Arithmetic Progressions
A sequence of rational numbers is an arithmetic progression if each term is obtained from the previous one by adding a fixed number, or difference, usually represented by *d*. The general term is: W = A1 + (n-1) * d.
Geometric Progressions
A sequence of rational numbers is a geometric progression if each term is obtained from the previous one by multiplying it by a fixed number, or reason, that is often represented by *r*. The general term is: W = A1 * rn-1.
Functions
When a relationship of magnitude dependency exists between two states that can be expressed in terms of one magnitude and another, it is called a function. A relationship between two quantities is called a function if the first value carries a single value of the second, which is called the image or transform. The variable that is set beforehand is the independent variable, and the variable inferred from the independent variable is the dependent variable.
Continuous and Discontinuous Functions
A function is continuous if small variations of the independent variable correspond to small variations of the dependent variable; there are no points of discontinuity. A function is discontinuous when jumps occur; the point where the jump occurs is a discontinuity.

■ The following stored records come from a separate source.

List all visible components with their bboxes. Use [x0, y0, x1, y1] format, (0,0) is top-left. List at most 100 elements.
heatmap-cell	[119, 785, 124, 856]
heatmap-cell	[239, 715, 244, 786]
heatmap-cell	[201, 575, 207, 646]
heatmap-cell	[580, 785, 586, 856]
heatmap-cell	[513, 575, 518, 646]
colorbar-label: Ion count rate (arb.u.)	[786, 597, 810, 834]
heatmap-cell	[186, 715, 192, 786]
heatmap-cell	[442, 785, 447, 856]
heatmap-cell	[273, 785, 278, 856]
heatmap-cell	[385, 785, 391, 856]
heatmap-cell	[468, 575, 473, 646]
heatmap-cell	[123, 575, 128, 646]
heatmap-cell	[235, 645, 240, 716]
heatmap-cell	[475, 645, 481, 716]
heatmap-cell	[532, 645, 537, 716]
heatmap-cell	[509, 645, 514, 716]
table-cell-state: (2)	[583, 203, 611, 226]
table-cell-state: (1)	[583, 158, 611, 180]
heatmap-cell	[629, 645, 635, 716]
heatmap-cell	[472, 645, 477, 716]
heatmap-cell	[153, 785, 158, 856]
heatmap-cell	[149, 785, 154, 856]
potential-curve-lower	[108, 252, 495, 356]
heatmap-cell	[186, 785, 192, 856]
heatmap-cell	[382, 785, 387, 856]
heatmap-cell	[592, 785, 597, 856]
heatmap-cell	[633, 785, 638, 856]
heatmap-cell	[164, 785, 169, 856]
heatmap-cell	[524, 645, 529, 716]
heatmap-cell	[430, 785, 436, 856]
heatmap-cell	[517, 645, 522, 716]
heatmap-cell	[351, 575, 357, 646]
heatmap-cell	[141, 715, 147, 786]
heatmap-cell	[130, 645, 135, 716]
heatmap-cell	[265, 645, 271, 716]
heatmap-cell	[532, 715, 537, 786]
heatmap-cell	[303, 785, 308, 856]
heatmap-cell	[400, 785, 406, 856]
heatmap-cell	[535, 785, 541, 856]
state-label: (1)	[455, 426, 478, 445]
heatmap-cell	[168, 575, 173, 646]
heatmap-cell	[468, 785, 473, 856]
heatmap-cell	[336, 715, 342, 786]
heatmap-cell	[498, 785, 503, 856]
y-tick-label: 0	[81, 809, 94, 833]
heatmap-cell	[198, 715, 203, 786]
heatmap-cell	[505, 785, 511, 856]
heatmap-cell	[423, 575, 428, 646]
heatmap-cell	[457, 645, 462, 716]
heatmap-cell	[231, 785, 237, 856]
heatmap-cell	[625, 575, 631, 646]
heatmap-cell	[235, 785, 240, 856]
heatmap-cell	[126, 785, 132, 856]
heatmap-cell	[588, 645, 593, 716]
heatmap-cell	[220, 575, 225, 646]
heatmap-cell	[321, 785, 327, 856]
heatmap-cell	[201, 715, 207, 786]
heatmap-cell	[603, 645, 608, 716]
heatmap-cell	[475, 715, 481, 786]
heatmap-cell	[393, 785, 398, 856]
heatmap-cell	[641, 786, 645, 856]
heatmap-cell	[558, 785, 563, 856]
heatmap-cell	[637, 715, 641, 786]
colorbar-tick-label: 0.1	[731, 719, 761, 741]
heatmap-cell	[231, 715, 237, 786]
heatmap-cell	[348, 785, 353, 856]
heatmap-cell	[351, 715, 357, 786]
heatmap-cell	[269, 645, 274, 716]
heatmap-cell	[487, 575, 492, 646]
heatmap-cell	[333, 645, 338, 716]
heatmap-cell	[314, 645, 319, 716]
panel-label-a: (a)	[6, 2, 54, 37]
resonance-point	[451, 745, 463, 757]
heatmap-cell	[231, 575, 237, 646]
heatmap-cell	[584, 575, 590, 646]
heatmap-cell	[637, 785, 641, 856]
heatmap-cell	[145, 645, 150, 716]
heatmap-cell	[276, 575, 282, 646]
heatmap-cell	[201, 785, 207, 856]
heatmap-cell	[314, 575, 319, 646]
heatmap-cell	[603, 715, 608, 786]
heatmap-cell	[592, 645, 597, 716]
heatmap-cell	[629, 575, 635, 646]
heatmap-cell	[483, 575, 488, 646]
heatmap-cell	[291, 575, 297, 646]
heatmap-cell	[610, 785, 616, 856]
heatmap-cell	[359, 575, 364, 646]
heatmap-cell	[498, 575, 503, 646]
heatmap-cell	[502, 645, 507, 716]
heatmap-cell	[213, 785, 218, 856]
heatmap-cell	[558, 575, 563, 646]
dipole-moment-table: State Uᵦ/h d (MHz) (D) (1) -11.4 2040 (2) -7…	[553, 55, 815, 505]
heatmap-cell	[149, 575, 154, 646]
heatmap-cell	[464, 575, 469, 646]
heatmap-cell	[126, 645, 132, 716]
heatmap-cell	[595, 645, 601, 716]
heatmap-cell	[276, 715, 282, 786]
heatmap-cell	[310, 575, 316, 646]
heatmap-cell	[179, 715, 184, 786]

Rate of Variation, Increasing, and Decreasing Functions
The rate of variation of a function *f(x)* in an interval [a, b] is the increase or decrease the function experiences when the independent variable changes from value *a* to value *b*. TV[a, b] = f(b) - f(a). A function is increasing in an interval if, for any pair of values in this interval, the rate of variation is positive. A function is decreasing in an interval if, for every pair of values in this interval, the rate of variation is negative.
Maximum and Minimum
A continuous function has a relative maximum at a point if the function is increasing to the left and decreasing to the right. It has a relative minimum if the function is decreasing to the left and increasing to the right.
Linear Functions
Functions of the form y = mx + n are called linear functions; their graph is a straight line.